A lot of the discussion about today's Supreme Court argument has been about how bad a job administration legal counsel Donald Verrilli Jr. did in defending the mandate.
In fact, I've been predicting for some time that the mandate (which candidate Obama conspicuously opposed and which was included in the health care law not because the administration wanted it, but because it was necessary to win the votes of insurance state Senators Joe Liebermann of Connecticut and Ben Nelson of Nebraska) would be thrown out, leaving the rest of the bill intact. That would include (especially) the state level exchanges where people who cannot now afford health insurance could choose from an array of government-subsidized private health insurance plans.
I believe that even without the mandate, most people who now can't afford insurance, will buy it when the exchanges are set up.
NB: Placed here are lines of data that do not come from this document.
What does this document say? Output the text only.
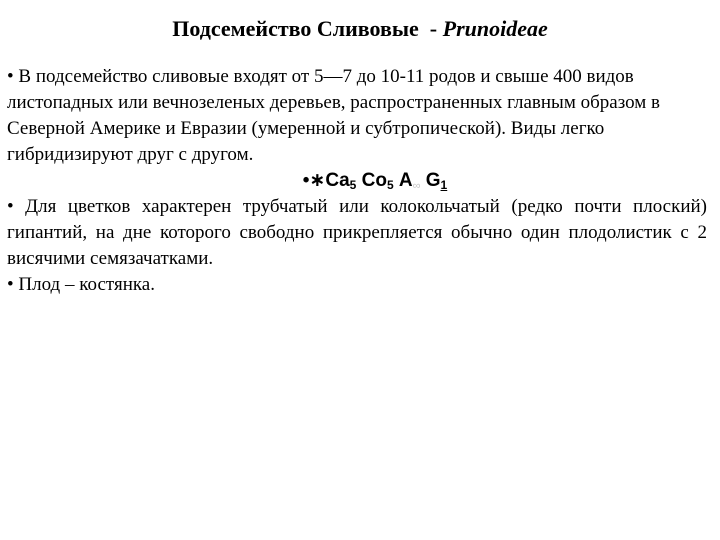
Подсемейство Сливовые  - Prunoideae

• В подсемейство сливовые входят от 5—7 до 10-11 родов и свыше 400 видов листопадных или вечнозеленых деревьев, распространенных главным образом в Северной Америке и Евразии (умеренной и субтропической). Виды легко гибридизируют друг с другом.

$•∗Ca_5$ $Co_5$ $A_\infty$ $G_1$

• Для цветков характерен трубчатый или колокольчатый (редко почти плоский) гипантий, на дне которого свободно прикрепляется обычно один плодолистик с 2 висячими семязачатками.

• Плод – костянка.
This was the administration's goal anyway, and not forcing people to buy insurance is in keeping with the position that Barack Obama had when he was elected. Of course given that the bill was passed as a package it would have been politically impossible to not defend the whole thing, but if Verrilli 'mysteriously' improves over the next few days, it almost WILL suggest that he was trying to 'throw' this one without saying so openly.
Politically, removing the mandate but keeping the rest of the law intact (as several lower courts have done) represents a win for the President as well. The truth is, if you go point by point, most of the rest of the law, whether we are talking about the exchanges, ending the Medicare prescription drug 'doughnut hole,' ending pre-existing condition exclusions, ending 'recission' (the practice by which insurance companies arbitrarily canceled 20,000 policies per year after people got sick and began needing them,) allowing the parents of college age young people to include them on their plan, or an end to lifetime caps on coverage, has been very popular.
Remove the mandate, and the right loses their best argument for why people shouldn't like Obamacare. Trying to run a campaign on repealing Obamacare (i.e. bringing back recissions and caps and kicking people off of insurance) won't get them very far after that.
If Verrilli's arguments are much better put together tomorrow, then it may very well be that there was indeed a plan to 'throw' the argument on the mandate, and defend everything else. I'm not the only blogger who has considered that, either.